Postérieurement à l'achèvement d'une construction, les juridictions monégasques peuvent également retenir l'existence de troubles anormaux du voisinage, par exemple lorsque les constructions édifiées causent une perte d'ensoleillement ou de vue sur un fonds voisin, indépendamment de la violation d'une quelconque servitude.

En général, se pose alors la question de la preuve du trouble subi postérieurement à la démolition et la reconstruction d'un immeuble.

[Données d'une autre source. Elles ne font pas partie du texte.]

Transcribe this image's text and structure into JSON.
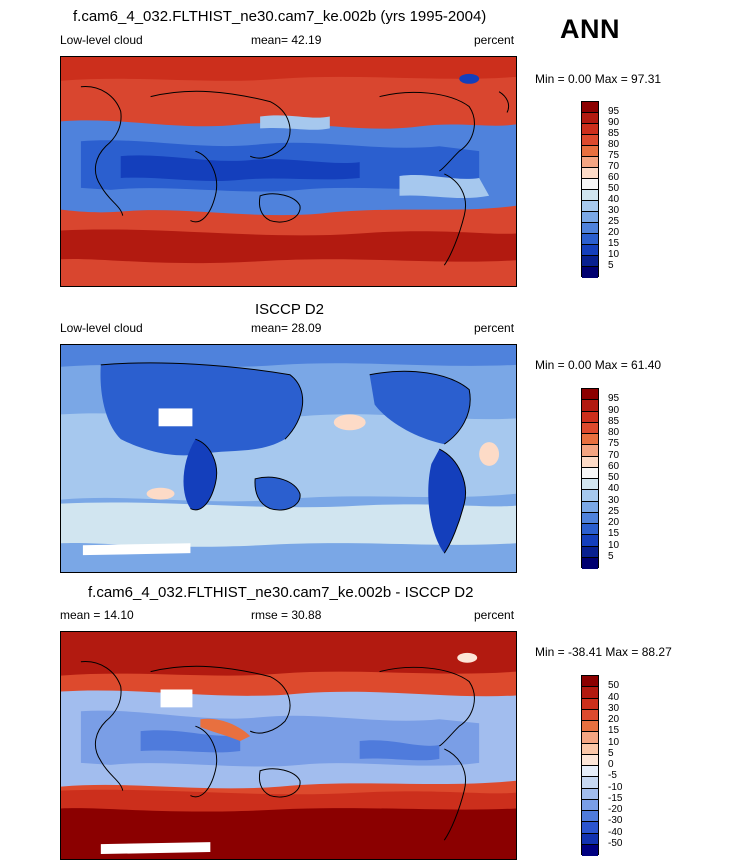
{
  "season": "ANN",
  "panels": [
    {
      "title": "f.cam6_4_032.FLTHIST_ne30.cam7_ke.002b (yrs 1995-2004)",
      "left_label": "Low-level cloud",
      "center_label": "mean=  42.19",
      "right_label": "percent",
      "minmax": "Min =   0.00 Max =  97.31",
      "colorbar": {
        "levels": [
          "95",
          "90",
          "85",
          "80",
          "75",
          "70",
          "60",
          "50",
          "40",
          "30",
          "25",
          "20",
          "15",
          "10",
          "5"
        ],
        "colors": [
          "#8b0000",
          "#b21a10",
          "#cc2f1c",
          "#dd4a2d",
          "#e8703f",
          "#f4a582",
          "#fddbc7",
          "#f7f7f7",
          "#d1e5f0",
          "#a6c8ee",
          "#7aa7e6",
          "#4f82dc",
          "#2b5fcf",
          "#143fbc",
          "#08208f",
          "#000070"
        ]
      }
    },
    {
      "title": "ISCCP D2",
      "left_label": "Low-level cloud",
      "center_label": "mean=  28.09",
      "right_label": "percent",
      "minmax": "Min =   0.00 Max =  61.40",
      "colorbar": {
        "levels": [
          "95",
          "90",
          "85",
          "80",
          "75",
          "70",
          "60",
          "50",
          "40",
          "30",
          "25",
          "20",
          "15",
          "10",
          "5"
        ],
        "colors": [
          "#8b0000",
          "#b21a10",
          "#cc2f1c",
          "#dd4a2d",
          "#e8703f",
          "#f4a582",
          "#fddbc7",
          "#f7f7f7",
          "#d1e5f0",
          "#a6c8ee",
          "#7aa7e6",
          "#4f82dc",
          "#2b5fcf",
          "#143fbc",
          "#08208f",
          "#000070"
        ]
      }
    },
    {
      "title": "f.cam6_4_032.FLTHIST_ne30.cam7_ke.002b - ISCCP D2",
      "left_label": "mean =  14.10",
      "center_label": "rmse =  30.88",
      "right_label": "percent",
      "minmax": "Min = -38.41 Max =  88.27",
      "colorbar": {
        "levels": [
          "50",
          "40",
          "30",
          "20",
          "15",
          "10",
          "5",
          "0",
          "-5",
          "-10",
          "-15",
          "-20",
          "-30",
          "-40",
          "-50"
        ],
        "colors": [
          "#8b0000",
          "#b21a10",
          "#cc2f1c",
          "#dd4a2d",
          "#e8703f",
          "#f4a582",
          "#fbc7a8",
          "#fde6d8",
          "#e6eefa",
          "#c6d8f3",
          "#a2bdee",
          "#7a9ee6",
          "#4f7bdc",
          "#2b55cf",
          "#1233b0",
          "#000080"
        ]
      }
    }
  ]
}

Afin de se prémunir contre ce risque, le recours à un bureau d'études spécialisé est fortement recommandé, afin qu'il réalise une modélisation des constructions existantes et projetées, ce qui permettra d'anticiper les éventuels recours entrepris par les propriétaires des fonds voisins.

Cela étant, il n'existe pas de « droit à l'ensoleillement », et les juridictions monégasques apprécient strictement les faits, en tenant compte de l'urbanisation massive de la Principauté et là encore, de l'« anormalité » du trouble subi.

Ainsi, si « nul ne peut se prévaloir d'un droit acquis à une jurisprudence figée » ; en matière de troubles anormaux du voisinage, il semble également que nul ne pourra se prévaloir d'une tranquillité acquise à un instant donné...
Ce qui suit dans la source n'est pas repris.